I don't think this is a problem, because for the level-mismatch problem to occur there must be another aliasing access in a different level outside of loop j and loop k (for example at i level). If we have an access at i level that has a recurrence with loop j, the disposition will be `LoopVariant` at i level. I couldn't come up with a test case for this due to the additional complication that if delinearization succeeds, the subscript being passed to `checkSubscript` has been computed with `SCEVAtScope`, so references to j at the i level would be replaced with j's loop exit value, thereby removing the problematic recurrence in the subscript.

> An alternative check:
>
>   diff --git a/llvm/lib/Analysis/DependenceAnalysis.cpp b/llvm/lib/Analysis/DependenceAnalysis.cpp
>   index 61bc6750277f7..4a3c5c5e4b202 100644
>   --- a/llvm/lib/Analysis/DependenceAnalysis.cpp
>   +++ b/llvm/lib/Analysis/DependenceAnalysis.cpp
>   @@ -891,6 +893,20 @@ void DependenceInfo::removeMatchingExtensions(Subscript *Pair) {
>    // Collect any loops mentioned in the set of "Loops".

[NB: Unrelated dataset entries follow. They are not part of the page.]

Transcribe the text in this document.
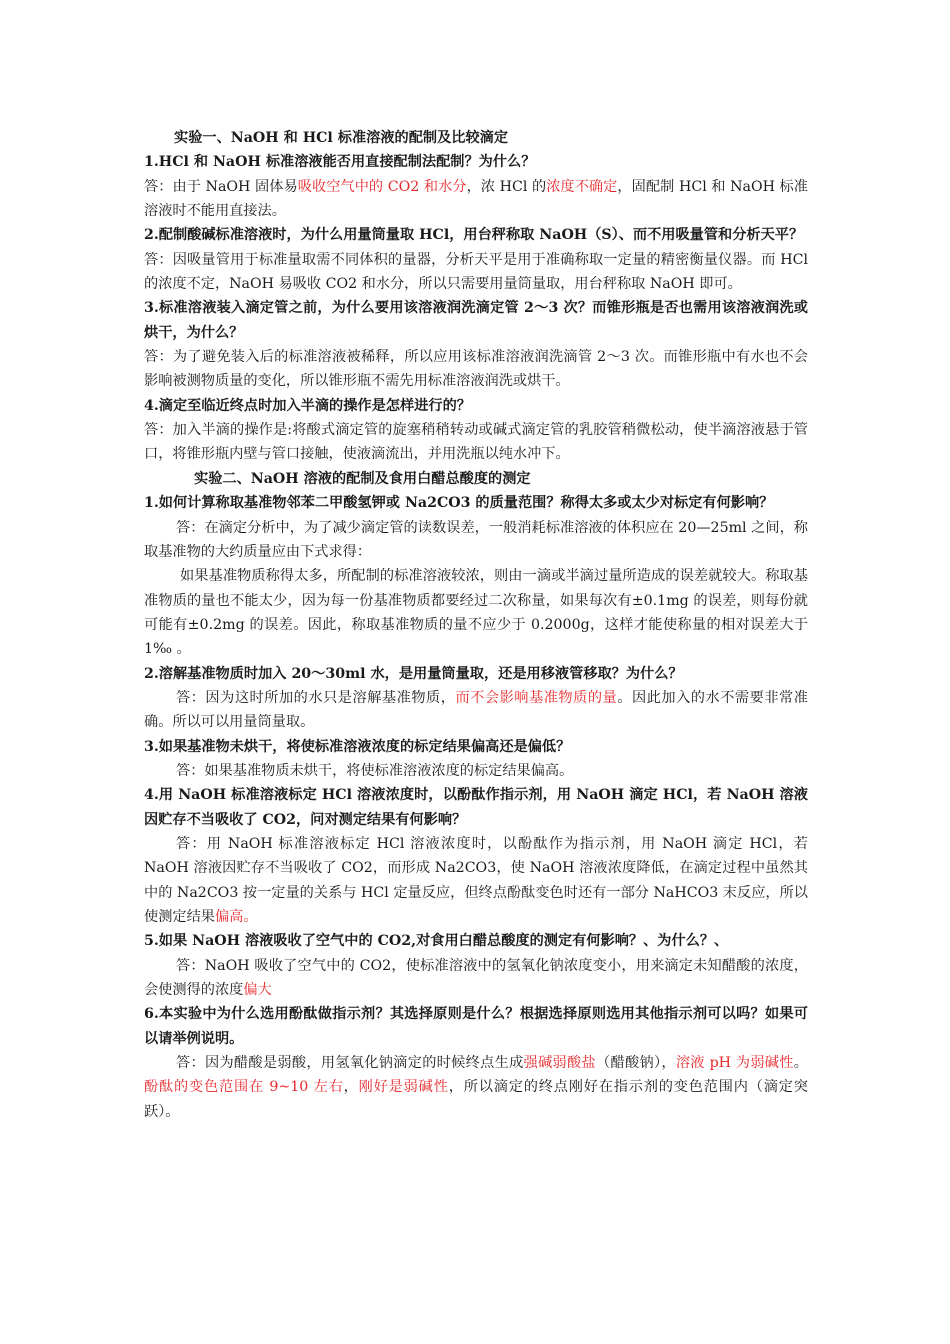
实验一、NaOH 和 HCl 标准溶液的配制及比较滴定

1.HCl 和 NaOH 标准溶液能否用直接配制法配制？为什么？

答：由于 NaOH 固体易吸收空气中的 CO2 和水分，浓 HCl 的浓度不确定，固配制 HCl 和 NaOH 标准溶液时不能用直接法。

2.配制酸碱标准溶液时，为什么用量筒量取 HCl，用台秤称取 NaOH（S）、而不用吸量管和分析天平？

答：因吸量管用于标准量取需不同体积的量器，分析天平是用于准确称取一定量的精密衡量仪器。而 HCl 的浓度不定，NaOH 易吸收 CO2 和水分，所以只需要用量筒量取，用台秤称取 NaOH 即可。

3.标准溶液装入滴定管之前，为什么要用该溶液润洗滴定管 2～3 次？而锥形瓶是否也需用该溶液润洗或烘干，为什么？

答：为了避免装入后的标准溶液被稀释，所以应用该标准溶液润洗滴管 2～3 次。而锥形瓶中有水也不会影响被测物质量的变化，所以锥形瓶不需先用标准溶液润洗或烘干。

4.滴定至临近终点时加入半滴的操作是怎样进行的？

答：加入半滴的操作是:将酸式滴定管的旋塞稍稍转动或碱式滴定管的乳胶管稍微松动，使半滴溶液悬于管口，将锥形瓶内壁与管口接触，使液滴流出，并用洗瓶以纯水冲下。

实验二、NaOH 溶液的配制及食用白醋总酸度的测定

1.如何计算称取基准物邻苯二甲酸氢钾或 Na2CO3 的质量范围？称得太多或太少对标定有何影响？

答：在滴定分析中，为了减少滴定管的读数误差，一般消耗标准溶液的体积应在 20—25ml 之间，称取基准物的大约质量应由下式求得：

如果基准物质称得太多，所配制的标准溶液较浓，则由一滴或半滴过量所造成的误差就较大。称取基准物质的量也不能太少，因为每一份基准物质都要经过二次称量，如果每次有±0.1mg 的误差，则每份就可能有±0.2mg 的误差。因此，称取基准物质的量不应少于 0.2000g，这样才能使称量的相对误差大于 1‰ 。

2.溶解基准物质时加入 20～30ml 水，是用量筒量取，还是用移液管移取？为什么？

答：因为这时所加的水只是溶解基准物质，而不会影响基准物质的量。因此加入的水不需要非常准确。所以可以用量筒量取。

3.如果基准物未烘干，将使标准溶液浓度的标定结果偏高还是偏低？

答：如果基准物质未烘干，将使标准溶液浓度的标定结果偏高。

4.用 NaOH 标准溶液标定 HCl 溶液浓度时，以酚酞作指示剂，用 NaOH 滴定 HCl，若 NaOH 溶液因贮存不当吸收了 CO2，问对测定结果有何影响？

答：用 NaOH 标准溶液标定 HCl 溶液浓度时，以酚酞作为指示剂，用 NaOH 滴定 HCl，若 NaOH 溶液因贮存不当吸收了 CO2，而形成 Na2CO3，使 NaOH 溶液浓度降低，在滴定过程中虽然其中的 Na2CO3 按一定量的关系与 HCl 定量反应，但终点酚酞变色时还有一部分 NaHCO3 末反应，所以使测定结果偏高。

5.如果 NaOH 溶液吸收了空气中的 CO2,对食用白醋总酸度的测定有何影响？、为什么？、

答：NaOH 吸收了空气中的 CO2，使标准溶液中的氢氧化钠浓度变小，用来滴定未知醋酸的浓度，会使测得的浓度偏大

6.本实验中为什么选用酚酞做指示剂？其选择原则是什么？根据选择原则选用其他指示剂可以吗？如果可以请举例说明。

答：因为醋酸是弱酸，用氢氧化钠滴定的时候终点生成强碱弱酸盐（醋酸钠），溶液 pH 为弱碱性。酚酞的变色范围在 9~10 左右，刚好是弱碱性，所以滴定的终点刚好在指示剂的变色范围内（滴定突跃）。
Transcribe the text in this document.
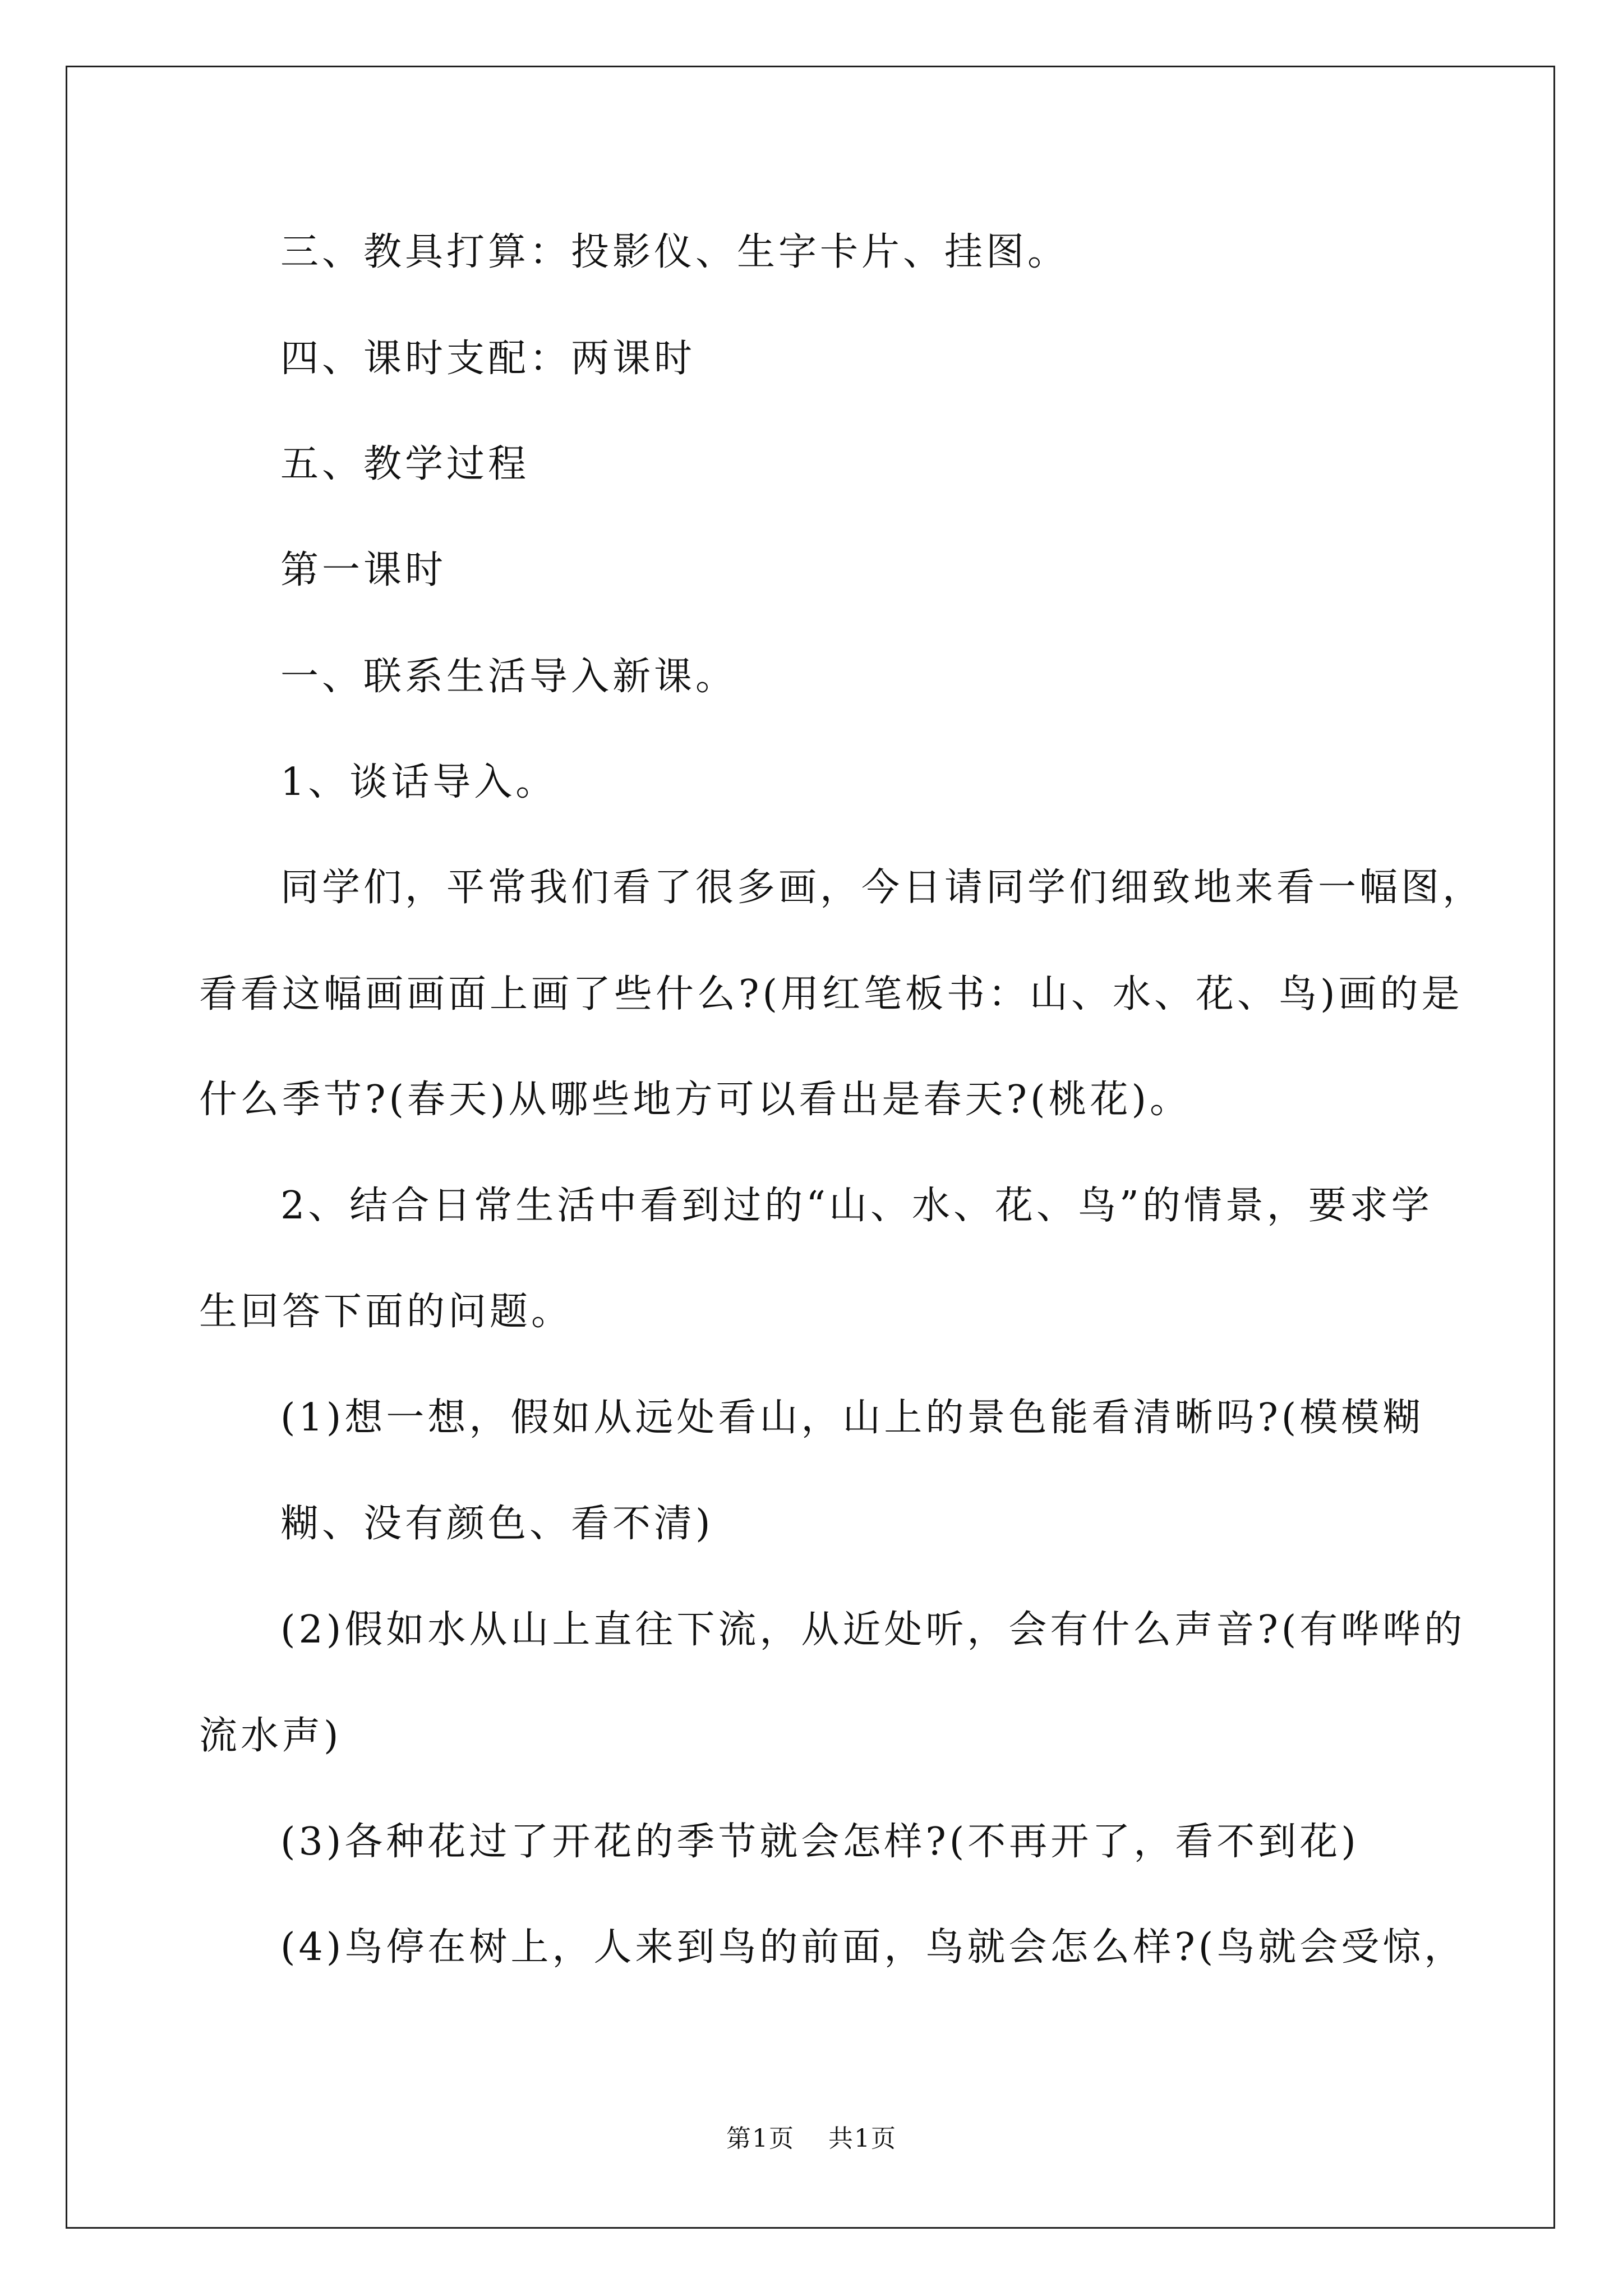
三、教具打算：投影仪、生字卡片、挂图。
四、课时支配：两课时
五、教学过程
第一课时
一、联系生活导入新课。
1、谈话导入。
同学们，平常我们看了很多画，今日请同学们细致地来看一幅图，
看看这幅画画面上画了些什么?(用红笔板书：山、水、花、鸟)画的是
什么季节?(春天)从哪些地方可以看出是春天?(桃花)。
2、结合日常生活中看到过的“山、水、花、鸟”的情景，要求学
生回答下面的问题。
(1)想一想，假如从远处看山，山上的景色能看清晰吗?(模模糊
糊、没有颜色、看不清)
(2)假如水从山上直往下流，从近处听，会有什么声音?(有哗哗的
流水声)
(3)各种花过了开花的季节就会怎样?(不再开了，看不到花)
(4)鸟停在树上，人来到鸟的前面，鸟就会怎么样?(鸟就会受惊，
第1页 共1页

>    bool DependenceInfo::checkSubscript(const SCEV *Expr, const Loop *LoopNest,
>                                        SmallBitVector &Loops, bool IsSrc) {
>   +  DenseSet<const Loop *> LoopsInNest;
>   +  const Loop *L = LoopNest;
>   +  while (L) {
>   +    LoopsInNest.insert(L);
>   +    L = L->getParentLoop();
>   +  }
>   +
>   +  if (SCEVExprContains(Expr, [&](const SCEV *E) -> bool {
>   +        if (auto *AddRec = dyn_cast<SCEVAddRecExpr>(E))
>   +          return !LoopsInNest.contains(AddRec->getLoop());
>   +        return false;
>   +      }))
>   +    return false;
>   +
>      const SCEVAddRecExpr *AddRec = dyn_cast<SCEVAddRecExpr>(Expr);
>      if (!AddRec)
>        return isLoopInvariant(Expr, LoopNest);
>
> This change passes all the DA tests, inlcuding `MismatchingNestLevels`
> I think (hope?) that such a loop will result in the SCEV loop disposition to be LoopDisposition::LoopVariant, so the getLoopDisposition solution should be better. However, it might not suffice if the loop is not in loop all:
>
>   int j = ...
>   for (j < ...; ++j ) {
>   }
>   S[j];
>
> Here, we don't have a loop that we could check the accesses' disposition for.

computeLoopDisposition returns `LoopVariant` for cases where the loop is nullptr (ie function scope), so it should be sufficient for this case too. However, your alternative makes it more obvious and easier to understand, so I'd be ok with that too.